Opinion
Argued October 16, 1946
Decided January 17, 1947
Appeal from the Supreme Court, Appellate Division, First Department, STEUER, J.
William J. Block for appellant.
Alexander Pfeiffer for respondents.
By contract dated November 12, 1941, the parties fixed their respective interests in the assets of a Pennsylvania corporation and agreed that its business would be carried on by them as joint adventurers. Capital for the enterprise was to be supplied by the respondents. The appellant was to contribute technical skill and experience in management. Provision for arbitration was made in this text: "All disputes which may arise between the two parties regarding the application or interpretation of this agreement and of the legal relations connected therewith, which shall not be settled by way of amicable agreement, shall, to the exclusion of any court of law, be arbitrated with final effect by a board of arbitration consisting of three persons."
In December, 1941, the respondents wrote the appellant a letter repudiating the contract. In January, 1942, they refused a demand for arbitration of his claim of a breach of their commitment to him. In March, 1943, he obtained at Special Term an order directing the arbitrators to determine "any and all controversies, disputes and matters of difference which may have arisen among the parties under the said contract". Upon appeal by the respondents to the Appellate Division, that order was affirmed. We then denied a motion for leave to appeal to this court.
At the Special Term and again on the hearing before the arbitrators, the respondents contended that the contract had been induced by fraud of the appellant and that performance on his part became an impossible thing when the United States entered the war, since he was a German refugee then residing here on a visitor's visa. A majority of the arbitrators made a report in this form: "The claim of Henry Behrens [the appellant] against Gertrud Feuerring and Alfred Schwabacher [the respondents] for damages for breach of contract is not sustained, and is disallowed." This determination was confirmed at Special Term by an order which the Appellate Division has affirmed and the case is now here by our leave.
In its recitals, the order for arbitration asserts that "the written agreement dated the 12th day of November, 1941, was duly signed and delivered and constitutes a valid and subsisting contract among the parties hereto". The argument for the appellant takes that provision to be an adjudication in his favor upon the claims of fraud and disability which the respondents had made against him.

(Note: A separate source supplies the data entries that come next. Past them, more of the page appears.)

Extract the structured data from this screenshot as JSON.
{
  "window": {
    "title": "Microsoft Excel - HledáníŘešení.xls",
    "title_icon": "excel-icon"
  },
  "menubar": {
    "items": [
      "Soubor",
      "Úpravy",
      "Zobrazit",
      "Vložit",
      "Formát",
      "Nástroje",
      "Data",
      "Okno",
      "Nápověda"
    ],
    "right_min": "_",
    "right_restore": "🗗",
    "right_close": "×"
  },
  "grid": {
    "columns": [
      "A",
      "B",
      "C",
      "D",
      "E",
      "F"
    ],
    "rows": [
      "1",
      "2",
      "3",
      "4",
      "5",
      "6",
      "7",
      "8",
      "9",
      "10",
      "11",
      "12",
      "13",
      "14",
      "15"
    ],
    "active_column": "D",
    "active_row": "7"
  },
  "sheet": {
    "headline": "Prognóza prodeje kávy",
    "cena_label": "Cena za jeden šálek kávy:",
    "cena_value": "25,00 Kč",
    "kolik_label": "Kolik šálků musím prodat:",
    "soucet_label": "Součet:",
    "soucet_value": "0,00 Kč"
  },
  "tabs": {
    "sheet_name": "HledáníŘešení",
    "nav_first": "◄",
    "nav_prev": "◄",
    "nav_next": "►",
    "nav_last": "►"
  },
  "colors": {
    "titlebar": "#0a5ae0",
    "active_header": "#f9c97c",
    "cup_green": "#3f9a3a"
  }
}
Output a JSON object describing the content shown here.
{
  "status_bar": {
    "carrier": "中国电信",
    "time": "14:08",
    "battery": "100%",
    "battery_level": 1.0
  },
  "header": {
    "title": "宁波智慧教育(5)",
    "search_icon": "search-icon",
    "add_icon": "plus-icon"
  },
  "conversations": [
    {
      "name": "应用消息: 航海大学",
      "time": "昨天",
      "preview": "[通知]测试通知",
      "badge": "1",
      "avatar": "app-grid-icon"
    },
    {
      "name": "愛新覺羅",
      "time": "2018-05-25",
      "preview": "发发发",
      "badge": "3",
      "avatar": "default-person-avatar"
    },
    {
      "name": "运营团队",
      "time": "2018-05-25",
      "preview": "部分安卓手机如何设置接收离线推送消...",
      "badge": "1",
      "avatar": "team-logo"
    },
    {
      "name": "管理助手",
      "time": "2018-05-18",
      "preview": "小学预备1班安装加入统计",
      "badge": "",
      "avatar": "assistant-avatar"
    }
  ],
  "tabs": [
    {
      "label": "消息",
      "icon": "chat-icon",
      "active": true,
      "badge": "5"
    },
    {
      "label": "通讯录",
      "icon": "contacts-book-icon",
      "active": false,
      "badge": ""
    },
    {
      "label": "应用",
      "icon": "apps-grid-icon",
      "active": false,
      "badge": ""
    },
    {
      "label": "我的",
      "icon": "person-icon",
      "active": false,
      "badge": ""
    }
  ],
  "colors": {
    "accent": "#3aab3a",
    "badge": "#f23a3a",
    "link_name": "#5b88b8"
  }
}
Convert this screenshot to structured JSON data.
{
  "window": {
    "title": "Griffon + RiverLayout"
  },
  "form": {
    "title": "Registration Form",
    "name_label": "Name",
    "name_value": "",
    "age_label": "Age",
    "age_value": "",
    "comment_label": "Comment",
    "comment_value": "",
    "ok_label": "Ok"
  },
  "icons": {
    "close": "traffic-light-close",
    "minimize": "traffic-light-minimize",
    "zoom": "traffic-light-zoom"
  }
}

From that viewpoint, the only question before the arbitrators was the amount of damages that were necessarily to be paid by the respondents for their repudiation of the contract. We cannot adopt that position.
The finding by the Special Term of the existence and validity of the agreement of November 12, 1941, was not a measure of the authority of the arbitrators. On the contrary, that finding was no more than a rejection by the court of an argument whereby the respondents had attacked the agreement of November 12, 1941, as a mere preliminary writing which was not meant to be binding until its terms were put into a more formal document. The extent of the powers of the arbitrators was fixed by the command of the court which called upon them to resolve "any and all controversies, disputes and matters of difference which may have arisen among the parties under the said contract". Thereby the arbitrators were commissioned to say whether the respondents were let out of the contract when the war excluded performance thereof by the appellant — an issue which was clearly a dispute of the kind described in the above arbitration clause. (Cf. Matter of Lipman [ Haeuser Shellac Co.], 289 N.Y. 76.) For all we know, the arbitrators did not take account of any other phase of the controversy.
But however that may be, the report of the arbitrators does not appear to be based upon any finding that the contract was induced by fraud on the part of the appellant. Hence we do not reach the question whether the issue as to such fraud was cognizable by the court on the motion to compel arbitration, rather than by the arbitrators (see Matter of Cheney Bros. v. Joroco Dresses, Inc., 245 N.Y. 375; Matter of Kahn [ National City Bank], 284 N.Y. 515, 523; Boudin v. Clarren, 289 N.Y. 724). In that state of the record there is no warrant for an inference of usurpation of power by them or other abuse of their office (cf. Fudickar v. Guardian Mutual Life Ins. Co., 62 N.Y. 392, 403, 404; Matter of Bolton, 295 N.Y. 734).
The charges of bias made by the appellant against one of the arbitrators are not established as matter of law.
The judgment should be affirmed, with costs.
LEWIS, CONWAY, DESMOND, THACHER, DYE and FULD, JJ., concur.